Whispers of Legacy
It was our first Lebaran as a married couple. The house smelled like rendang, sambal goreng ati, and the familiar hint of old batik linen just pulled from the lemari. My mother had been up since dawn. My in-laws were arriving that afternoon. And me? I stood in the kitchen doorway, wondering if peace could fit inside a house that held so many versions of us.
Family is like that—messy, layered, but sacred. My cousin Rani brought up the old rumor about how I almost canceled the wedding. Everyone laughed, but I saw Fadli glance at me with a smile only I understood. “Kita hampir nyerah ya dulu,” he whispered when no one was watching. “Tapi kita milih bertahan.” That meant more than any ‘I love you.’
Later that day, my little niece—the one who cried last year—dragged Fadli by the hand, asking him to help her with her new coloring book. I watched them from the hallway, my heart catching in the softest way. He didn’t know I was looking, but he had the same gentle patience I once saw in my father.
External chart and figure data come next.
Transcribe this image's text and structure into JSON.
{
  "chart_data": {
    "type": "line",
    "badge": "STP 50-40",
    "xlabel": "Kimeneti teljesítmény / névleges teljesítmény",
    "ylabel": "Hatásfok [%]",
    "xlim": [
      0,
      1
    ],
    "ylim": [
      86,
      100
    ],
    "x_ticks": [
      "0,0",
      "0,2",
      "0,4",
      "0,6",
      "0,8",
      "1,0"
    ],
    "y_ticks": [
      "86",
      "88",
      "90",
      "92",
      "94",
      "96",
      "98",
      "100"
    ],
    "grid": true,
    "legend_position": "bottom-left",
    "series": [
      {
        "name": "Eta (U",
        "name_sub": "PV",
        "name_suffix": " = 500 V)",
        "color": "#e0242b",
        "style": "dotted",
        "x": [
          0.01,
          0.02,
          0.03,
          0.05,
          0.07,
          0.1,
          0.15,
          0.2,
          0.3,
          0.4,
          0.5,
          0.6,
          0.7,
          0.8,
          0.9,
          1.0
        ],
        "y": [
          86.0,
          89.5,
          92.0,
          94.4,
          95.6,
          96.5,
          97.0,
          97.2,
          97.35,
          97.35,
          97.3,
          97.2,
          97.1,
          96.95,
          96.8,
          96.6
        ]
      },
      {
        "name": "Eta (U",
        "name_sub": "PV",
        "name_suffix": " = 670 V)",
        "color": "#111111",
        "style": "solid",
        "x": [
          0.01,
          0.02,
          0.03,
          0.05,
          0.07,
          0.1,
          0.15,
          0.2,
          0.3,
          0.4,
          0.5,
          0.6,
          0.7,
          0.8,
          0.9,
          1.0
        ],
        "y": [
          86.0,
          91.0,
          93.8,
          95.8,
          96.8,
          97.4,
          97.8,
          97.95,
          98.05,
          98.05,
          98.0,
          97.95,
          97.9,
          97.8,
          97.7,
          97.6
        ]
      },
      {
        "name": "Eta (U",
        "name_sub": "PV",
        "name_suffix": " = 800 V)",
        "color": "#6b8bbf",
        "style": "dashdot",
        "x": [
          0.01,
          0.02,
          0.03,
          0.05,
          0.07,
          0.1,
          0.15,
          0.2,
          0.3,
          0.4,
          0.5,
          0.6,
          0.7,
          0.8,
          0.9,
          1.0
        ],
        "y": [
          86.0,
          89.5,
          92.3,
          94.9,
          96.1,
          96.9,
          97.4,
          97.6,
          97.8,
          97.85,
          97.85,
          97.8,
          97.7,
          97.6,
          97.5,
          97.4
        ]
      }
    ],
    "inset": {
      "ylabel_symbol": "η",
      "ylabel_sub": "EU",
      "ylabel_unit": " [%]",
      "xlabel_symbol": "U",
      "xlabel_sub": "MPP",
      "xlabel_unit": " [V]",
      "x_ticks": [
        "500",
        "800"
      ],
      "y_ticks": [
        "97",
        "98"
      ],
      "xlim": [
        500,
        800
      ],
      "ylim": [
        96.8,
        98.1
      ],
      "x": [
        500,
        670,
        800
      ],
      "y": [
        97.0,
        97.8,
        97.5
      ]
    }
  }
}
That day, we sat in a circle after Zuhur prayers—siblings, cousins, friends—each sharing something they were grateful for this year. Fadli said, “I’m thankful for a wife who still holds my hand when we walk through crowded pasar.” Everyone laughed, but I didn’t. I was still holding his hand.
We didn’t talk about careers or achievements. We talked about how Tio and Sita managed to survive their miscarriage. About how Ika and her husband decided to adopt after 7 years of trying. It reminded me how marriage is not a competition—it’s companionship. Perjalanan, bukan perlombaan.
The biggest lesson that day came from the smallest voice. My nephew, barely eight, asked, “If I grow up and get married, do I have to stop playing with my toys?” Everyone laughed. But his mom said, “No, Nak. You just share them.”
That stayed with me. Isn’t that what marriage is? Not letting go of who you are—but learning how to share it with someone else. Your dreams, fears, your silly inside jokes.
That night, after the house had gone quiet, I found a note in my prayer book. It was Fadli’s handwriting:
“Legacy isn’t what we leave behind. It’s what we live every day—with patience, kindness, and a full plate of your mom’s sambal goreng.”
We weren’t perfect. But we were building something real. And that—that—was the legacy I wanted to whisper into the future.